4) Imagining: Students create mental images of the content to be learned when using imagining as a learning strategy. Similar to drawing, creating mental images is in line with the generative strategy. Boundary Conditions and Recommendations: Students with high prior knowledge benefit more from using imagining as a learning strategy. Therefore, when using imagining as a learning strategy, teachers should first determine students’ level of prior knowledge. It is also important to ensure the material is not too complex and students should be given specific instructions on what to imagine or pretraining and practices to create effective mental images.

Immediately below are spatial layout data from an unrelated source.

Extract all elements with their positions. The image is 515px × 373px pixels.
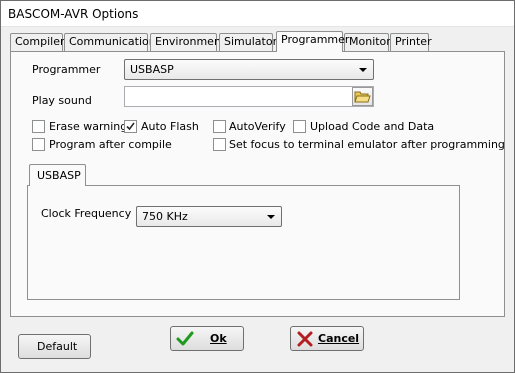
default-button-label: Default: [37, 340, 78, 353]
tab-programmer[interactable]: Programmer: [276, 31, 349, 52]
close-icon: [297, 331, 313, 347]
programmer-label: Programmer: [32, 63, 101, 76]
tab-usbasp[interactable]: USBASP: [29, 164, 86, 186]
clock-frequency-select[interactable]: 750 KHz: [136, 206, 282, 227]
program-after-compile-label: Program after compile: [49, 138, 172, 151]
auto-flash-checkbox[interactable]: [124, 120, 137, 133]
set-focus-terminal-checkbox[interactable]: [213, 138, 226, 151]
play-sound-label: Play sound: [32, 94, 92, 107]
chevron-down-icon: [267, 215, 275, 219]
cancel-button[interactable]: Cancel: [290, 326, 364, 351]
checkmark-icon: [176, 331, 194, 346]
programmer-select-value: USBASP: [130, 63, 174, 76]
ok-button-label: Ok: [210, 332, 227, 345]
chevron-down-icon: [359, 68, 367, 72]
tab-communication[interactable]: Communication: [64, 33, 156, 51]
tab-monitor[interactable]: Monitor: [344, 33, 391, 51]
auto-verify-checkbox[interactable]: [213, 120, 226, 133]
tab-printer[interactable]: Printer: [390, 33, 432, 51]
cancel-button-label: Cancel: [318, 332, 360, 345]
title-bar[interactable]: BASCOM-AVR Options: [1, 1, 514, 27]
set-focus-terminal-label: Set focus to terminal emulator after pro…: [229, 138, 505, 151]
ok-button[interactable]: Ok: [170, 326, 244, 351]
upload-code-and-data-label: Upload Code and Data: [310, 120, 435, 133]
window-title: BASCOM-AVR Options: [8, 7, 139, 21]
erase-warning-label: Erase warning: [49, 120, 128, 133]
default-button[interactable]: Default: [18, 334, 91, 359]
programmer-select[interactable]: USBASP: [124, 59, 374, 80]
options-dialog: BASCOM-AVR Options Compiler Communicatio…: [0, 0, 515, 373]
tab-environment[interactable]: Environment: [150, 33, 225, 51]
folder-open-icon: [354, 91, 371, 103]
upload-code-and-data-checkbox[interactable]: [293, 120, 306, 133]
usbasp-panel: [27, 185, 460, 300]
auto-verify-label: AutoVerify: [229, 120, 286, 133]
erase-warning-checkbox[interactable]: [32, 120, 45, 133]
auto-flash-label: Auto Flash: [141, 120, 199, 133]
program-after-compile-checkbox[interactable]: [32, 138, 45, 151]
tab-usbasp-label: USBASP: [37, 169, 81, 182]
tab-compiler[interactable]: Compiler: [10, 33, 65, 51]
play-sound-input[interactable]: [124, 86, 374, 107]
tab-simulator[interactable]: Simulator: [219, 33, 277, 51]
clock-frequency-value: 750 KHz: [142, 210, 188, 223]
clock-frequency-label: Clock Frequency: [41, 207, 132, 220]
browse-sound-button[interactable]: [352, 87, 373, 106]
checkmark-icon: [126, 122, 135, 131]
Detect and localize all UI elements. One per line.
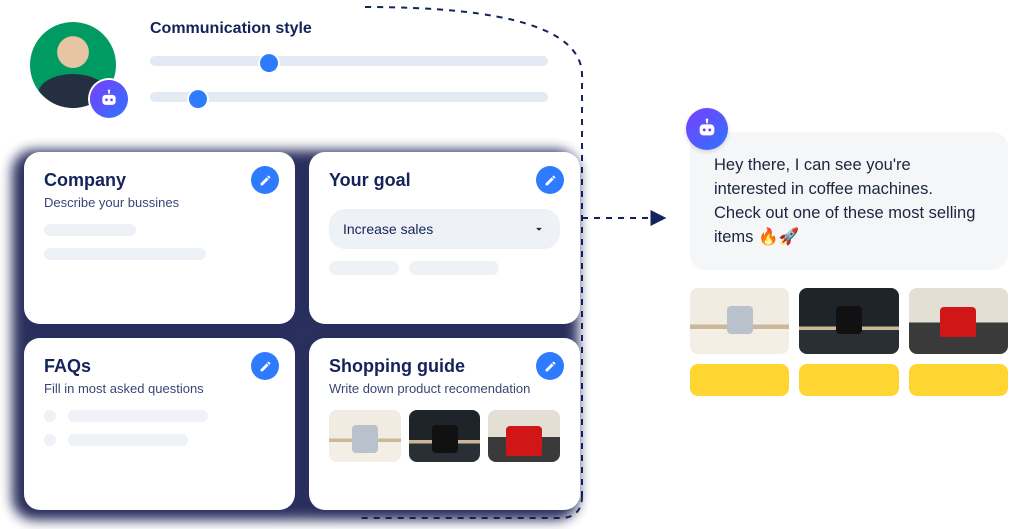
edit-company-button[interactable] [251, 166, 279, 194]
edit-faqs-button[interactable] [251, 352, 279, 380]
goal-select-label: Increase sales [343, 221, 433, 237]
product-thumb-3[interactable] [488, 410, 560, 462]
chat-bubble: Hey there, I can see you're interested i… [690, 132, 1008, 270]
bot-config-panel: Communication style Company Describe you… [12, 20, 578, 128]
chat-cta-2[interactable] [799, 364, 898, 396]
bot-badge-icon [90, 80, 128, 118]
faq-row-1 [44, 410, 275, 422]
faq-row-2 [44, 434, 275, 446]
config-header: Communication style [12, 20, 578, 128]
chat-product-buttons [690, 364, 1008, 396]
chat-preview: Hey there, I can see you're interested i… [690, 108, 1008, 396]
chevron-down-icon [532, 222, 546, 236]
spacer [329, 195, 560, 201]
edit-shopping-button[interactable] [536, 352, 564, 380]
config-cards-grid: Company Describe your bussines Your goal… [24, 152, 580, 510]
pencil-icon [544, 360, 557, 373]
operator-avatar [30, 22, 120, 112]
bullet-icon [44, 410, 56, 422]
product-thumb-2[interactable] [409, 410, 481, 462]
card-company-sub: Describe your bussines [44, 195, 275, 210]
robot-icon [99, 89, 119, 109]
chat-product-thumbs [690, 288, 1008, 354]
placeholder-line [44, 224, 136, 236]
placeholder-line [68, 410, 208, 422]
chat-thumb-1[interactable] [690, 288, 789, 354]
slider-2[interactable] [150, 92, 548, 108]
robot-icon [696, 118, 718, 140]
placeholder-line [68, 434, 188, 446]
card-company: Company Describe your bussines [24, 152, 295, 324]
placeholder-pill [329, 261, 399, 275]
comm-style-title: Communication style [150, 20, 548, 38]
product-thumb-1[interactable] [329, 410, 401, 462]
goal-select[interactable]: Increase sales [329, 209, 560, 249]
chat-message-text: Hey there, I can see you're interested i… [714, 156, 975, 246]
card-company-title: Company [44, 170, 275, 191]
slider-1[interactable] [150, 56, 548, 72]
card-goal-title: Your goal [329, 170, 560, 191]
pencil-icon [259, 360, 272, 373]
chat-bot-badge [686, 108, 728, 150]
card-goal: Your goal Increase sales [309, 152, 580, 324]
card-faqs-sub: Fill in most asked questions [44, 381, 275, 396]
bullet-icon [44, 434, 56, 446]
pencil-icon [544, 174, 557, 187]
card-shopping-title: Shopping guide [329, 356, 560, 377]
card-faqs: FAQs Fill in most asked questions [24, 338, 295, 510]
card-faqs-title: FAQs [44, 356, 275, 377]
chat-thumb-3[interactable] [909, 288, 1008, 354]
edit-goal-button[interactable] [536, 166, 564, 194]
goal-pills [329, 261, 560, 275]
pencil-icon [259, 174, 272, 187]
placeholder-pill [409, 261, 499, 275]
placeholder-line [44, 248, 206, 260]
product-thumbnails [329, 410, 560, 462]
chat-cta-1[interactable] [690, 364, 789, 396]
chat-thumb-2[interactable] [799, 288, 898, 354]
card-shopping-sub: Write down product recomendation [329, 381, 560, 396]
comm-style-sliders: Communication style [150, 20, 578, 128]
chat-cta-3[interactable] [909, 364, 1008, 396]
card-shopping-guide: Shopping guide Write down product recome… [309, 338, 580, 510]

5) Self-testing: Self-testing is also known as the retrieval-based learning. During the self-testing process, students select the most relevant information, followed by organizing and integrating information by making connections between old and new information. Boundary Conditions and Recommendations: There are mixed results on whether self-testing is effective for learning complex materials. In general, it is a highly flexible strategy that can be used for many domains and grades. It also does not require much training. The authors suggest the use of self-testing after initial exposure to lesson and should be used frequently and repeatedly during learning. For self-testing to be effective, the retrieval activity should be similar to the final test.
6) Self-explaining: The strategy of self-explaining requires students to explain the content of the lesson to themselves. It is a generative strategy because students select the most relevant information, use their own words to explain the information, organize the information by making inferences, and integrating information with prior knowledge during the explanations. Boundary Conditions and Recommendations: Students may not use the strategy of self-explaining spontaneously. Therefore, they may need reminders and support to use effective self-explanations that have elaborations and inferences when learning.
7) Teaching: The goal of teaching is to help others learn. Although similar to the generative process of self-explaining, teaching sets itself apart with regards to the recipient of the explanations. Boundary Conditions and Recommendations: Students may explain without elaborating important information. To produce better quality explanations, teachers can ask students to prepare to teach by practicing explaining to others with the expectations of explaining it to others later and answering questions from others.
8) Enacting: When students enact, they manipulate objects or perform gestures related to the information to be learned. Enacting is a generative learning strategy because students select the actions to make, organize the information using the actions, and integrate new information with prior knowledge during the process. Boundary Conditions and Recommendations: Students may not know the actions to make on their own. Therefore, explicit guidance should be provided to students to show them how to use enacting effectively. Students need to be taught how to use their own body to promote generative processing and learning.
Fiorella, L., & Mayer, R. E. (2016). Eight ways to promote generative learning. Educational Psychology Review, 28(4), 717-741.